Of course, another possibility is more hot air. “Randy and Brian have put together a very functional leadership group,” says one prominent baseball agent. “Hank and Hal are more of an aggravation than anything. I don’t think Brian would be there after all these years if he couldn’t really run the club.” If the brothers decide to bring back Cashman, they will essentially be relegating themselves to figureheads.

In July, when Goose Gossage was inducted into the Baseball Hall of Fame, the great old shaggy Yankees relief pitcher couldn’t stop telling George Steinbrenner stories. One of his favorites was about how the Boss would storm in, purple with rage, and scream at the team after losses.

That was a long time ago. A tyrant owner, especially in New York, would probably be a disaster these days. “Baseball is not the same game George bought into in ’73,” says Bill Madden, the longtime Daily News baseball writer who is working on a biography of Steinbrenner. “I don’t see any way he could have possibly operated a team, a business of this magnitude, the way he used to, where nothing got done without his approval. The old George ways, that world doesn’t exist anymore, and not just because George has faded.”

Yet the Yankees remain a family business—a splintered-family business. The fear is gone from the front office, but the tension between Hal and Hank, and their conflicting management styles, may not end up providing anything near the leadership that George did.

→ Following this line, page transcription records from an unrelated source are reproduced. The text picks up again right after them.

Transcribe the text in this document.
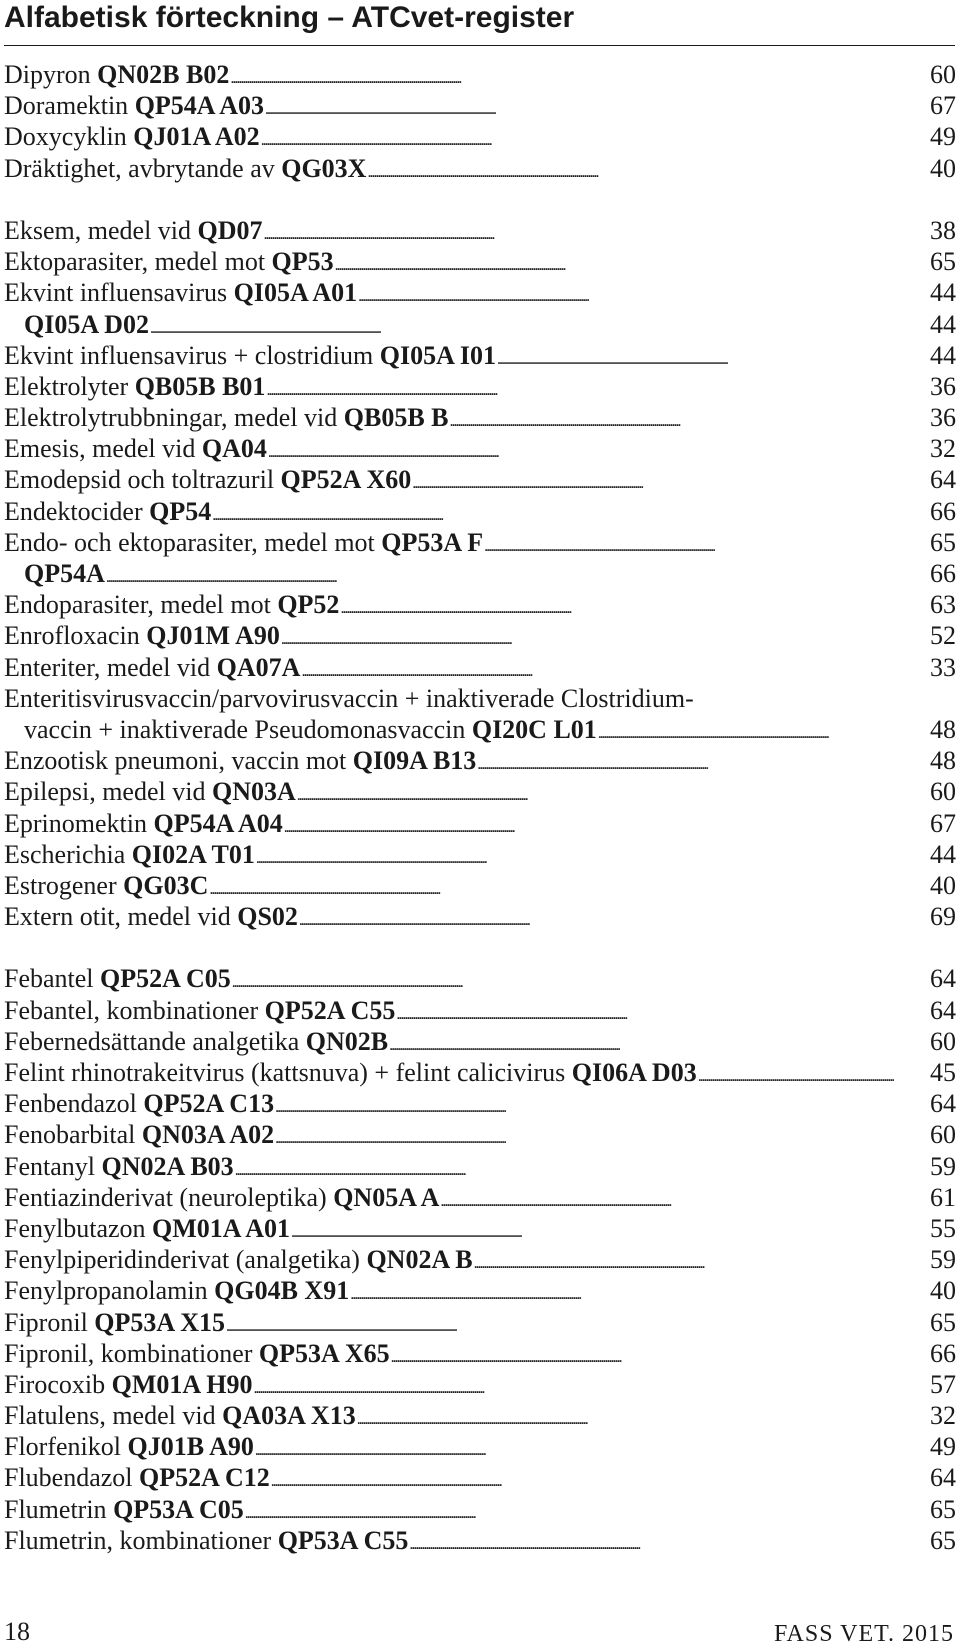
Alfabetisk förteckning – ATCvet-register
Dipyron QN02B B02 . . .	60
Doramektin QP54A A03 . . .	67
Doxycyklin QJ01A A02 . . .	49
Dräktighet, avbrytande av QG03X . . .	40
Eksem, medel vid QD07 . . .	38
Ektoparasiter, medel mot QP53 . . .	65
Ekvint influensavirus QI05A A01 . . .	44
QI05A D02 . . .	44
Ekvint influensavirus + clostridium QI05A I01 . . .	44
Elektrolyter QB05B B01 . . .	36
Elektrolytrubbningar, medel vid QB05B B . . .	36
Emesis, medel vid QA04 . . .	32
Emodepsid och toltrazuril QP52A X60 . . .	64
Endektocider QP54 . . .	66
Endo- och ektoparasiter, medel mot QP53A F . . .	65
QP54A . . .	66
Endoparasiter, medel mot QP52 . . .	63
Enrofloxacin QJ01M A90 . . .	52
Enteriter, medel vid QA07A . . .	33
Enteritisvirusvaccin/parvovirusvaccin + inaktiverade Clostridium-
vaccin + inaktiverade Pseudomonasvaccin QI20C L01 . . .	48
Enzootisk pneumoni, vaccin mot QI09A B13 . . .	48
Epilepsi, medel vid QN03A . . .	60
Eprinomektin QP54A A04 . . .	67
Escherichia QI02A T01 . . .	44
Estrogener QG03C . . .	40
Extern otit, medel vid QS02 . . .	69
Febantel QP52A C05 . . .	64
Febantel, kombinationer QP52A C55 . . .	64
Febernedsättande analgetika QN02B . . .	60
Felint rhinotrakeitvirus (kattsnuva) + felint calicivirus QI06A D03 . . .	45
Fenbendazol QP52A C13 . . .	64
Fenobarbital QN03A A02 . . .	60
Fentanyl QN02A B03 . . .	59
Fentiazinderivat (neuroleptika) QN05A A . . .	61
Fenylbutazon QM01A A01 . . .	55
Fenylpiperidinderivat (analgetika) QN02A B . . .	59
Fenylpropanolamin QG04B X91 . . .	40
Fipronil QP53A X15 . . .	65
Fipronil, kombinationer QP53A X65 . . .	66
Firocoxib QM01A H90 . . .	57
Flatulens, medel vid QA03A X13 . . .	32
Florfenikol QJ01B A90 . . .	49
Flubendazol QP52A C12 . . .	64
Flumetrin QP53A C05 . . .	65
Flumetrin, kombinationer QP53A C55 . . .	65
18	FASS VET. 2015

Bloodless corporate ownership would be even worse, but that may be where the Yankees are inevitably headed. The gilded new stadium, with its martini bars and seats priced as high as $2,500 per game, is coming online in the middle of an economic downturn. Last year, Goldman Sachs quietly shopped the YES network, one pillar of the team’s financial success. Selling the cable channel, which could bring in as much as $3 billion, might be one strategy for the Steinbrenner family to pump cash into the team and maintain control. Or, more likely, it could have been a test of how much they could cash in by selling the team entirely when George is gone.

Mariano Rivera shrugs. He looks around the locker room he’s called home his entire career; he glances in the direction of the pitcher’s mound where he’s become the greatest closer in baseball history. Will he miss Yankee Stadium? “Not really,” he says. “I just want to be a part of opening the new stadium.”

Rivera is one of the few guaranteed a spot across the street on Opening Day 2009. Another, Derek Jeter, sits in a chair facing his locker. On Jeter’s left are stacks of brand-new Nike cleats. On his right is an empty locker, preserved this way since the 1979 plane-crash death of catcher Thurman Munson.

The Yankees are the most death-haunted team in sports. Partly that’s due to the franchise’s long history and unparalleled success—it simply has more all-time-great players to memorialize than any other team, so the black armband of mourning seems to have become a permanent part of the Yankees uniform. This year, the team is honoring former center fielder Bobby Murcer, lost to cancer in July.

The final Yankee Stadium game is scheduled for September 21. Yes, the old stadium is outmoded, cramped, and uglified by the seventies renovation. But it truly is one of a kind. Next year, the Yankees will have shiny luxury boxes for the corporate customers and cavernous locker rooms for the players, a massive high-def video screen above the outfield, and a panoply of non-hot-dog delicacies at the concession stands—just like every other modern ballpark. Maybe the Steinbrenner sons are in the embryonic stages of a genius new division of labor for a new era, with Hank supplying the juicy quotes and Hal doing the inside work of watching the money. But with the waning of George Steinbrenner, the incomparable Yankees are on their way to becoming just another team.